What "out of school" writing do your students share with you (if any)? Do you incorporate any online writing in your classroom? I've used blogs to set up international exchanges with students in other countries. This is always a good motivator for students as they get excited to learn more about students in other cultures. Are any of you using blogs, texting, wikis, or other forms of online writing?
This summer, in order to encourage reading, I worked with our school librarian to set up a blog so that students could have conversations about what they were reading over their break. It did not catch on as well as I had hoped. Very few students participated. Reflecting back on it, I wished I had started it while kids were still in school. It would have given not only me, but the other language arts teachers a chance to encourage them to blog. Though I explained the blog before school was out, it was not up and running until students had been dismissed for the summer, and once the summer fun started, very few of our kiddos gave it another thought.
The library media specialists in Jessamine county are going to a training next week and will be talking about and considering book club blogging and other techy exchanges. Some of the LMS have had book blogs in conjunction with the local public library. Right now I have an after school poetry club that reads and shares writing. This is a small group who have joined voluntarily:)
I occasionally will have a student bring me a poem or story to read that they have written from home, but that does not happen very often.

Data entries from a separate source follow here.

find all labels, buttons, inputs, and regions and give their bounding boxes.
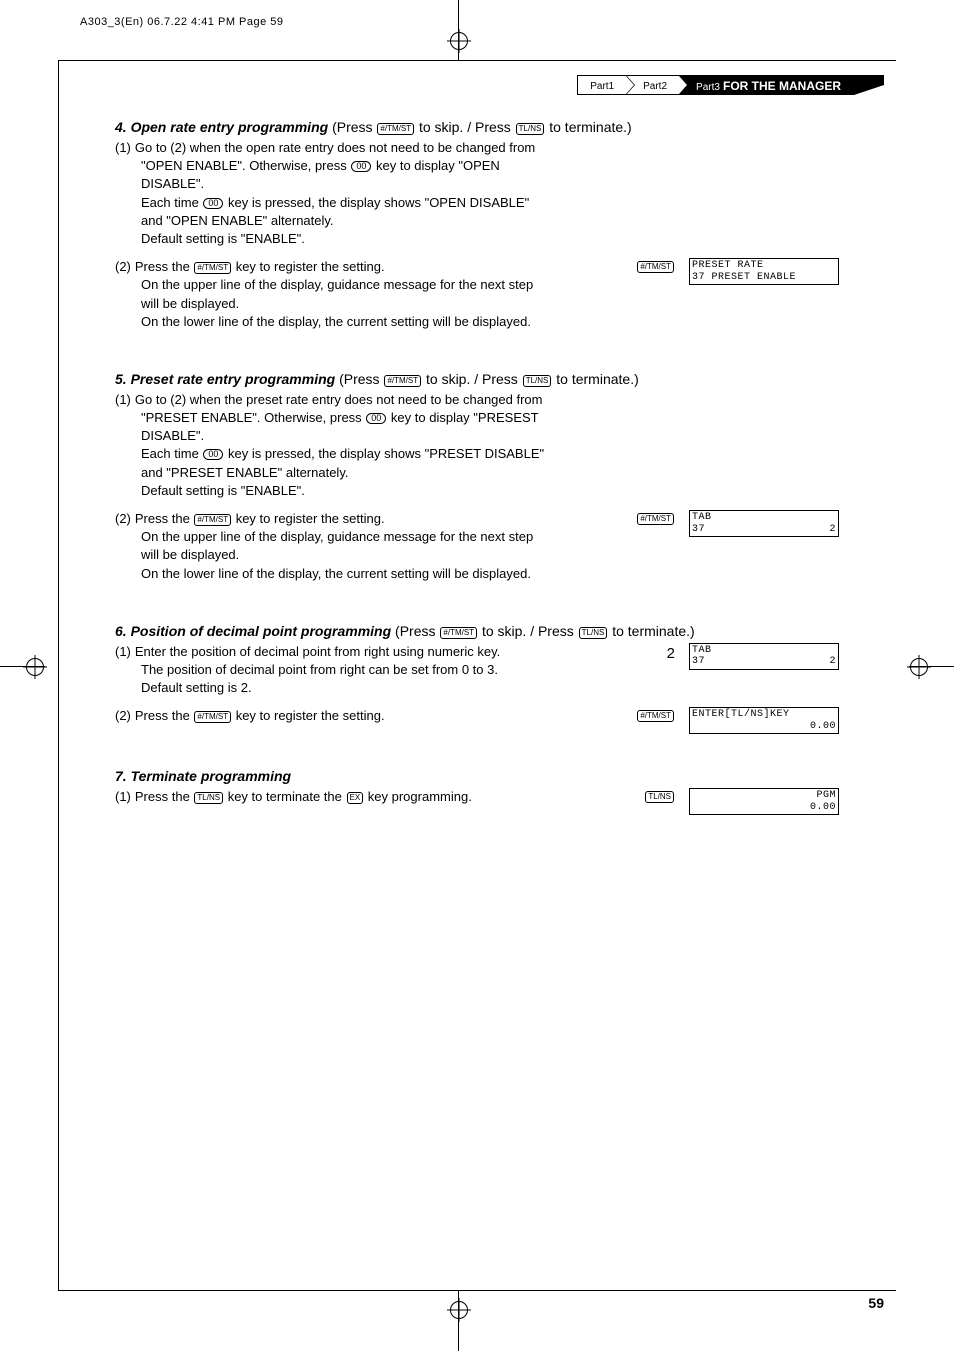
key-tlns: TL/NS (579, 627, 608, 639)
section-6-step-2: (2)Press the #/TM/ST key to register the… (115, 707, 884, 734)
section-7-name: Terminate programming (131, 768, 292, 784)
breadcrumb-part3-prefix: Part3 (696, 82, 720, 93)
section-5-step-2: (2)Press the #/TM/ST key to register the… (115, 510, 884, 583)
section-5-num: 5. (115, 371, 127, 387)
key-00: 00 (366, 413, 386, 424)
lcd-line-1: PRESET RATE (692, 260, 836, 272)
key-stms: #/TM/ST (194, 514, 231, 526)
lcd-display: PGM 0.00 (689, 788, 839, 815)
lcd-line-2: 0.00 (692, 802, 836, 814)
section-4-num: 4. (115, 119, 127, 135)
step-label: (1) (115, 140, 131, 155)
lcd-line-2: 37 PRESET ENABLE (692, 272, 836, 284)
lcd-line-1: TAB (692, 512, 836, 524)
page-content: Part1 Part2 Part3 FOR THE MANAGER 4. Ope… (115, 75, 884, 1271)
breadcrumb-part2-label: Part2 (643, 81, 667, 92)
key-ex: EX (347, 792, 364, 804)
lcd-line-1: PGM (692, 790, 836, 802)
key-tlns: TL/NS (516, 123, 545, 135)
breadcrumb-part1: Part1 (577, 75, 627, 95)
breadcrumb-part3: Part3 FOR THE MANAGER (679, 75, 854, 95)
breadcrumb-part1-label: Part1 (590, 81, 614, 92)
section-7-step-1: (1)Press the TL/NS key to terminate the … (115, 788, 884, 815)
step-label: (2) (115, 708, 131, 723)
section-5-name: Preset rate entry programming (131, 371, 336, 387)
step-label: (2) (115, 511, 131, 526)
prepress-slug: A303_3(En) 06.7.22 4:41 PM Page 59 (80, 16, 284, 28)
key-stms: #/TM/ST (637, 261, 674, 273)
section-7-num: 7. (115, 768, 127, 784)
lcd-line-2: 37 2 (692, 656, 836, 668)
section-5-step-1: (1)Go to (2) when the preset rate entry … (115, 391, 884, 500)
step-label: (1) (115, 644, 131, 659)
key-00: 00 (203, 198, 223, 209)
key-stms: #/TM/ST (194, 711, 231, 723)
key-stms: #/TM/ST (637, 513, 674, 525)
key-tlns: TL/NS (194, 792, 223, 804)
step-label: (2) (115, 259, 131, 274)
lcd-line-2: 37 2 (692, 524, 836, 536)
section-6-title: 6. Position of decimal point programming… (115, 623, 884, 639)
key-tlns: TL/NS (645, 791, 674, 803)
section-5-hint: (Press #/TM/ST to skip. / Press TL/NS to… (339, 371, 639, 387)
key-stms: #/TM/ST (637, 710, 674, 722)
lcd-display: TAB 37 2 (689, 643, 839, 670)
key-00: 00 (351, 161, 371, 172)
section-6-step-1: (1)Enter the position of decimal point f… (115, 643, 884, 698)
lcd-line-1: ENTER[TL/NS]KEY (692, 709, 836, 721)
page-number: 59 (868, 1295, 884, 1311)
section-4-hint: (Press #/TM/ST to skip. / Press TL/NS to… (332, 119, 632, 135)
section-6-num: 6. (115, 623, 127, 639)
lcd-line-1: TAB (692, 645, 836, 657)
breadcrumb-tail (854, 75, 884, 95)
step-label: (1) (115, 392, 131, 407)
registration-mark-bottom (450, 1301, 468, 1319)
key-stms: #/TM/ST (384, 375, 421, 387)
key-stms: #/TM/ST (440, 627, 477, 639)
lcd-line-2: 0.00 (692, 721, 836, 733)
lcd-display: ENTER[TL/NS]KEY 0.00 (689, 707, 839, 734)
lcd-display: TAB 37 2 (689, 510, 839, 537)
key-tlns: TL/NS (523, 375, 552, 387)
section-4-name: Open rate entry programming (131, 119, 329, 135)
section-6-hint: (Press #/TM/ST to skip. / Press TL/NS to… (395, 623, 695, 639)
breadcrumb-part3-label: FOR THE MANAGER (723, 79, 841, 93)
registration-mark-right (910, 658, 928, 676)
breadcrumb: Part1 Part2 Part3 FOR THE MANAGER (115, 75, 884, 95)
registration-mark-top (450, 32, 468, 50)
key-stms: #/TM/ST (194, 262, 231, 274)
section-6-name: Position of decimal point programming (131, 623, 392, 639)
registration-mark-left (26, 658, 44, 676)
section-4-title: 4. Open rate entry programming (Press #/… (115, 119, 884, 135)
lcd-display: PRESET RATE 37 PRESET ENABLE (689, 258, 839, 285)
key-stms: #/TM/ST (377, 123, 414, 135)
section-4-step-1: (1)Go to (2) when the open rate entry do… (115, 139, 884, 248)
section-4-step-2: (2)Press the #/TM/ST key to register the… (115, 258, 884, 331)
numeric-entry-value: 2 (555, 643, 675, 662)
section-5-title: 5. Preset rate entry programming (Press … (115, 371, 884, 387)
step-label: (1) (115, 789, 131, 804)
section-7-title: 7. Terminate programming (115, 768, 884, 784)
key-00: 00 (203, 449, 223, 460)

I am well-known in my circle of teaching partners as being a “non-native” when it comes to technology. I have been able to cause a computer screen to go totally black just by putting my hands on the keyboard, and I locked up a week old computer by changing one word while typing a Word document on it (no joke). Our TRT responds to one word, “Help”, when I send her a text message, so one would expect me to say that I do not use an online writing with my students – which is partly true.
However, I do try to incorporate some on-line writing with my students. This year, I am attempting to use Edmodo with my students. I have not been as successful at providing time during the school day for students to access the site, but I do have students post questions, comments, etc to me from home. It is my goal to begin to use the website as a way for students to take quizzes and to respond to survey/poll questions during the school day, but I am not there yet.

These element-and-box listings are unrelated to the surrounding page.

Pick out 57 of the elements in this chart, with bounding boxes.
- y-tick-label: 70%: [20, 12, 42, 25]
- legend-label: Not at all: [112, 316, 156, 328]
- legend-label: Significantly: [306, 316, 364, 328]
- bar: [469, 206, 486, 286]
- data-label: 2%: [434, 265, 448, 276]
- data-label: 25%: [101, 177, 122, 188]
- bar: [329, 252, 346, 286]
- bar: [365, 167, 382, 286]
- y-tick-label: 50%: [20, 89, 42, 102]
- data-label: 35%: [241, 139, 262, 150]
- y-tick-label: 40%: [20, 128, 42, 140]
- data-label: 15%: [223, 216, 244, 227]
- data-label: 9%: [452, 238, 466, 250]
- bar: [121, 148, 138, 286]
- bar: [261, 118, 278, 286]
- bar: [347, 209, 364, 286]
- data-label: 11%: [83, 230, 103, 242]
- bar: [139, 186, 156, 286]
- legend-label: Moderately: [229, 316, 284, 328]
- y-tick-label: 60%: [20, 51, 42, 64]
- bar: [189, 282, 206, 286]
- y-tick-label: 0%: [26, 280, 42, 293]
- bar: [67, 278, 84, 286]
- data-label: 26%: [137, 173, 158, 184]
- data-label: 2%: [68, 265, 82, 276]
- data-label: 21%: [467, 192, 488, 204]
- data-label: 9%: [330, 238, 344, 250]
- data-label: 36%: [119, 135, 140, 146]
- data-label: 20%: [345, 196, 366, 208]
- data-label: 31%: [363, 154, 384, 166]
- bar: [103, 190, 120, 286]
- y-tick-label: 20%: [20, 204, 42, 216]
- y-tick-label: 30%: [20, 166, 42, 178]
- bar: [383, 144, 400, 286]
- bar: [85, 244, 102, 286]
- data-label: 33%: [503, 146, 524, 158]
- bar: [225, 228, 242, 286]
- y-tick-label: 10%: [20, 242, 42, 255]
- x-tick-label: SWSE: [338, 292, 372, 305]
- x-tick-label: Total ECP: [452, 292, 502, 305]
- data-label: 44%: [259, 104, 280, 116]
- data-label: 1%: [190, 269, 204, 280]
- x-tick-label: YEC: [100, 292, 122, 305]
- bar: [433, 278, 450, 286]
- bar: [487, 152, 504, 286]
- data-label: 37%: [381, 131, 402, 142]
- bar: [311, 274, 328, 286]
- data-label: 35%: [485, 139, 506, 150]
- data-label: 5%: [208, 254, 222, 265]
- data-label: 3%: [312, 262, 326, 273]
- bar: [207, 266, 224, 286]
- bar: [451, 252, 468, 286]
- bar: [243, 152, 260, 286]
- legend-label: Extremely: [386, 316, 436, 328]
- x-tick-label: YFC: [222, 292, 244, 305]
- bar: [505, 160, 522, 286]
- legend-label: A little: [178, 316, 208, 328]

As a part of our summer reading program, students are required to complete one project to be graded by the language arts teacher as a part of the first nine weeks grade. One option is for students to create a Destiny Quest blog. I have several students that need to post their blogs to the Destiny Quest website. Since one of the criteria is that it has to be approved by the library media specialist, I need to hook those students up with Mrs. Raybuck (see post above) to get those reports posted online soon.
One that I have has done in conjunctin with another teacher occurred several years ago whenI was working as the Literacy Coach for our school. I was able to introduce our Technology teacher to NINGs. He set up a class NING for his eighth grade classes to which students posted powerpoints, accessed websites, responded to posts, etc. As a member of those NINGs, I had several students correspond with me online as well. However, NINGs have been phased out and are not a real option for students in terms of technology currently.